En las marcas que realiza Lalo sobre el papel, o que descubre y fotografía ya “hechas” en la ciudad, late la constante amenaza de la disolución, pero también la constante e insidiosa acción del azar en proponer nuevos significados. Lalo nos muestra signos precarios que nos incitan constantemente a reescribir —sea en el papel o en la ciudad— de modo que sigamos nuestra lucha implacable por lograr el sentido. Si ya el papel “no aguanta lo que le pongan”, la ciudad, en su incoherencia, revela, por accidente, sus mantras.
Las obras de Eduardo Lalo son, esencialmente, filosóficas.
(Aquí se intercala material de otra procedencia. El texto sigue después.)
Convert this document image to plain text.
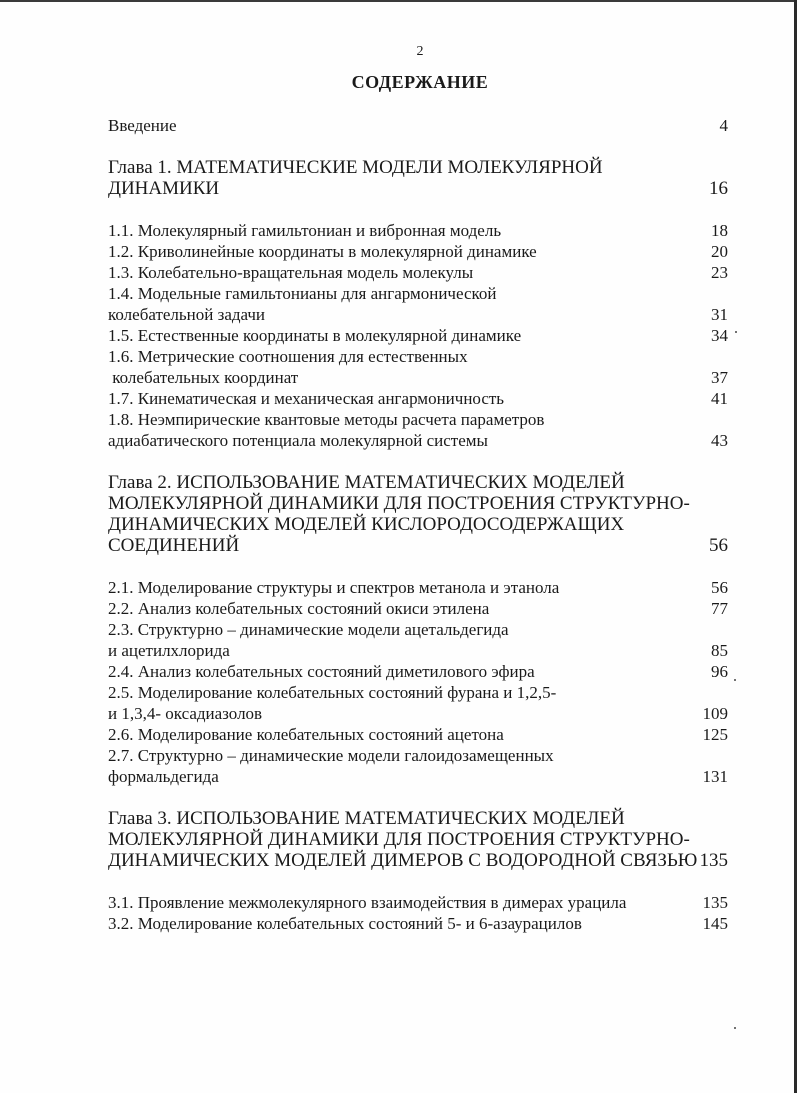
2
СОДЕРЖАНИЕ
Введение	4
Глава 1. МАТЕМАТИЧЕСКИЕ МОДЕЛИ МОЛЕКУЛЯРНОЙ
ДИНАМИКИ	16
1.1. Молекулярный гамильтониан и вибронная модель	18
1.2. Криволинейные координаты в молекулярной динамике	20
1.3. Колебательно-вращательная модель молекулы	23
1.4. Модельные гамильтонианы для ангармонической
колебательной задачи	31
1.5. Естественные координаты в молекулярной динамике	34
1.6. Метрические соотношения для естественных
колебательных координат	37
1.7. Кинематическая и механическая ангармоничность	41
1.8. Неэмпирические квантовые методы расчета параметров
адиабатического потенциала молекулярной системы	43
Глава 2. ИСПОЛЬЗОВАНИЕ МАТЕМАТИЧЕСКИХ МОДЕЛЕЙ
МОЛЕКУЛЯРНОЙ ДИНАМИКИ ДЛЯ ПОСТРОЕНИЯ СТРУКТУРНО-
ДИНАМИЧЕСКИХ МОДЕЛЕЙ КИСЛОРОДОСОДЕРЖАЩИХ
СОЕДИНЕНИЙ	56
2.1. Моделирование структуры и спектров метанола и этанола	56
2.2. Анализ колебательных состояний окиси этилена	77
2.3. Структурно – динамические модели ацетальдегида
и ацетилхлорида	85
2.4. Анализ колебательных состояний диметилового эфира	96
2.5. Моделирование колебательных состояний фурана и 1,2,5-
и 1,3,4- оксадиазолов	109
2.6. Моделирование колебательных состояний ацетона	125
2.7. Структурно – динамические модели галоидозамещенных
формальдегида	131
Глава 3. ИСПОЛЬЗОВАНИЕ МАТЕМАТИЧЕСКИХ МОДЕЛЕЙ
МОЛЕКУЛЯРНОЙ ДИНАМИКИ ДЛЯ ПОСТРОЕНИЯ СТРУКТУРНО-
ДИНАМИЧЕСКИХ МОДЕЛЕЙ ДИМЕРОВ С ВОДОРОДНОЙ СВЯЗЬЮ 135
3.1. Проявление межмолекулярного взаимодействия в димерах урацила	135
3.2. Моделирование колебательных состояний 5- и 6-азаурацилов	145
No van al objeto, a lo mundano, sino a su condición de posibilidad, a su capacidad para expresar, a su proyecto de trascender hacia el sentido y, quizás, hacia la memoria. Estas obras hurgan en los desechos de la ciudad para aprender del fracaso, observan las ruinas de la ciudad y de su lenguaje para comprender hacia dónde no se debe regresar, ensayan nuevas formas de acercarse a la materialidad de la escritura en busca de nuevas maneras de dejar huella, y palpan muros, sombras y baldosas para provocar la materialidad que vendrá. Por eso Lalo nunca se detiene, por eso escribe sin freno, garabatea sin freno, piensa sin freno: anda y desanda, escribe y reescribe, borra y recomienza. Como si la forma del mundo necesitara tanto ensayo y tanteo, tanta vuelta y revuelta. Apuesto a que tiene razón. Su machacona actividad nos revela que seguimos necesitando símbolos pues los que tenemos se quedan cortos o ya no nos dicen nada. Cronista crónico de una realidad inaprensible, Lalo tiene su ruta trazada en la maraña que la vida nos ha dado por tarea para regresar a cero y volver a empezar.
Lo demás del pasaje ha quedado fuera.